Par ailleurs, dans les douze mois suivant la promulgation de la loi portant réforme des collectivités territoriales, une autre loi précisera la répartition des compétences des régions et des départements, ainsi que les règles d’encadrement des cofinancements entre collectivités territoriales.

 

Les principales dispositions de la réforme peuvent être rassemblées autour de trois objectifs : rénovation de la démocratie locale, adaptation des structures à la diversité des territoires, organisation des compétences des collectivités territoriales

 

1 - La rénovation de la démocratie locale

a - Les conseillers territoriaux

 

Le projet de loi organisera l’élection en deux temps d’une nouvelle catégorie d’élus destinés à siéger à la fois au conseil général et au conseil régional, les conseillers territoriaux :

- 80% des conseillers territoriaux seront élus au scrutin uninominal à un tour dans les cantons ;

- 20% des conseillers territoriaux seront élus au scrutin de liste à un tour dans le cadre départemental.
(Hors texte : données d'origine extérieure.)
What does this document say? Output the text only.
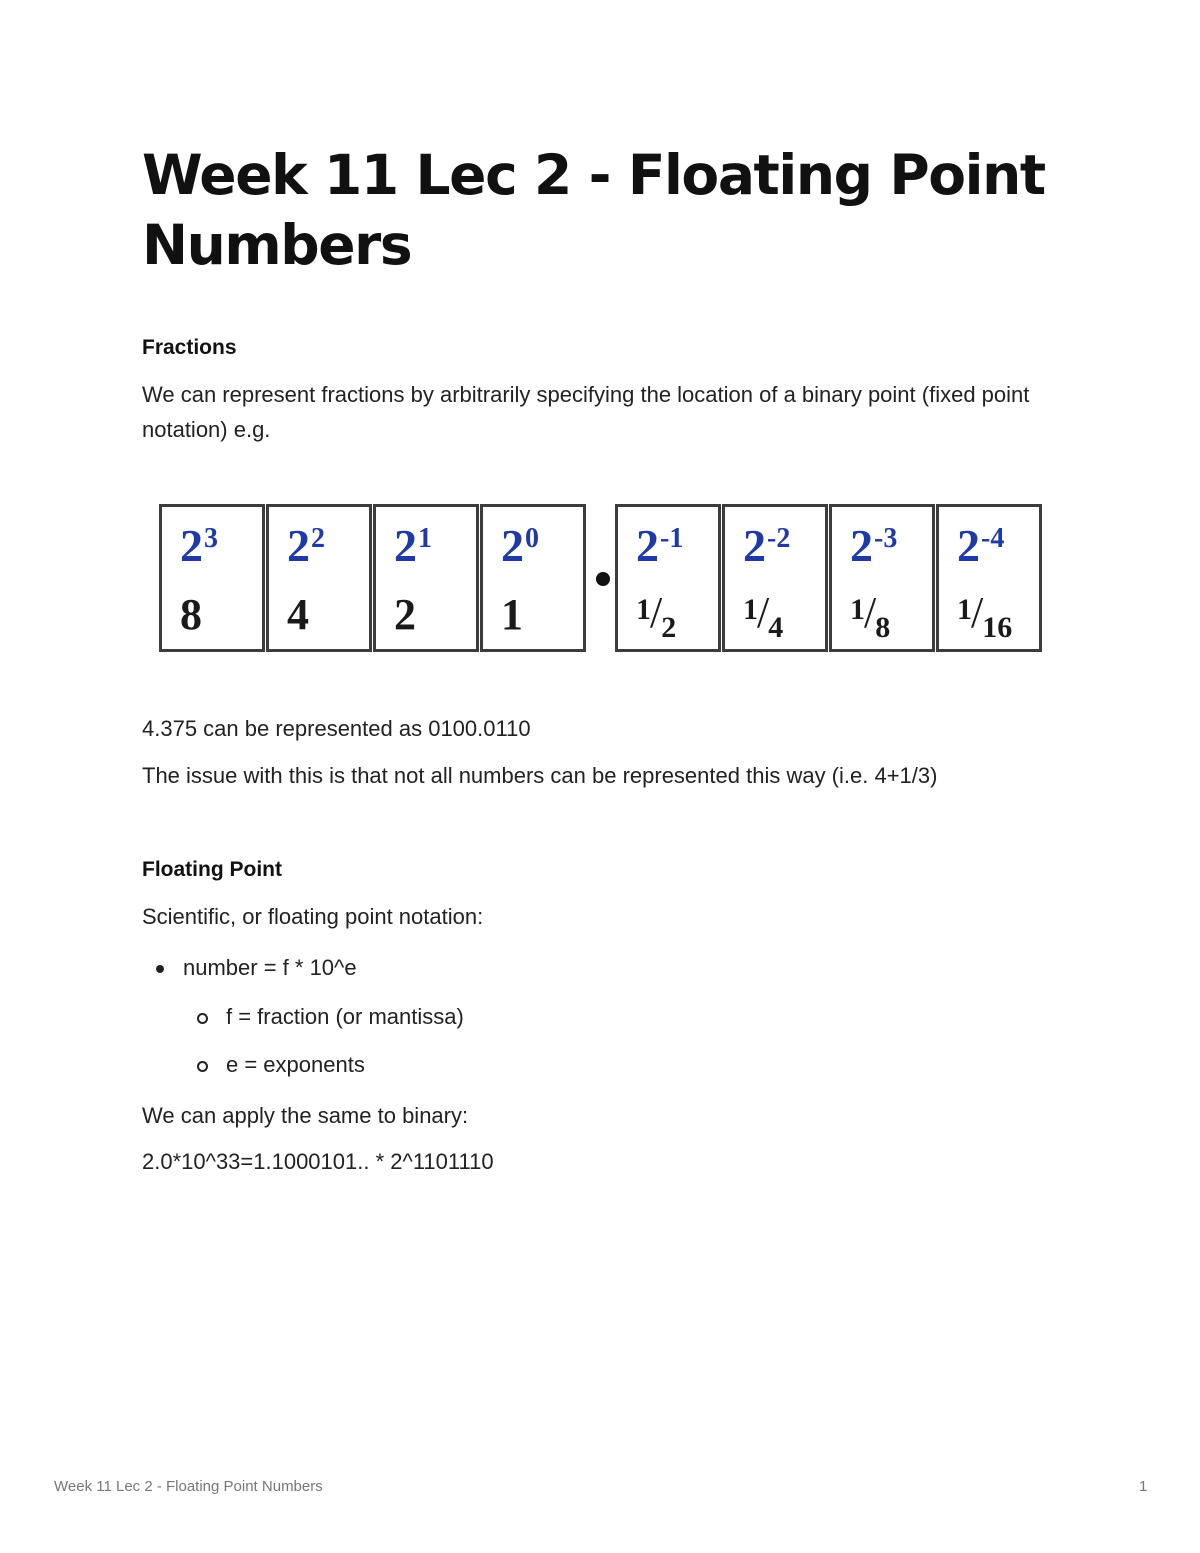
Week 11 Lec 2 - Floating Point Numbers
Fractions

We can represent fractions by arbitrarily specifying the location of a binary point (fixed point notation) e.g.

$2^3$
8
$2^2$
4
$2^1$
2
$2^0$
1
$2^{-1}$
$1/_2$
$2^{-2}$
$1/_4$
$2^{-3}$
$1/_8$
$2^{-4}$
$1/_{16}$

4.375 can be represented as 0100.0110

The issue with this is that not all numbers can be represented this way (i.e. 4+1/3)

Floating Point

Scientific, or floating point notation:

number = f * 10^e

f = fraction (or mantissa)

e = exponents

We can apply the same to binary:

2.0*10^33=1.1000101.. * 2^1101110

Week 11 Lec 2 - Floating Point Numbers	1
La répartition des sièges s’effectuera à la représentation proportionnelle suivant la règle du plus fort reste, en fonction du nombre de suffrages obtenus par les candidats non élus au mandat de conseiller territorial dans chaque canton du département et qui se sont rattachés à une liste départementale lors de leur déclaration de candidature. 3 000 conseillers territoriaux devraient être élus en 2014 dans ce nouveau cadre, soit une réduction d’environ 50 % du nombre d’élus départementaux et régionaux par rapport aux effectifs actuels.

 

b - Élection des conseils municipaux des communes de plus de 500 habitants

Désormais, dans les communes de 500 à 3 499 habitants, les conseillers municipaux seront élus au scrutin de liste à deux tours, sans adjonction, ni suppression de noms et sans modification de l’ordre de présentation, comme actuellement dans les communes de 3 500 habitants et plus.

c - Élection des délégués des communes de 500 habitants et plus au conseil communautaire

 

Les délégués des communes de 500 habitants et plus au sein des organes délibérants des EPCI seront élus en même temps que les conseillers municipaux. Une fois effectuée l’attribution des sièges de conseillers municipaux, les sièges des délégués communautaires seront répartis dans les mêmes conditions entre les listes. Ils seront attribués dans l’ordre de présentation des candidats sur les listes.

 

d - Composition des conseils communautaires

 

Les projets de loi définiront de nouvelles règles de composition des conseils communautaires, ainsi que de nouvelles modalités de répartition des sièges de délégués supplémentaires.

 

Un siège sera attribué à chaque commune membre. Puis des sièges supplémentaires seront attribués. Leur nombre sera déterminé en fonction de la population de la communauté.

 

Les modalités de répartition des sièges supplémentaires favoriseront les communes les plus peuplées. Toutefois, aucune commune ne pourra disposer de plus de la moitié des sièges au conseil de communauté.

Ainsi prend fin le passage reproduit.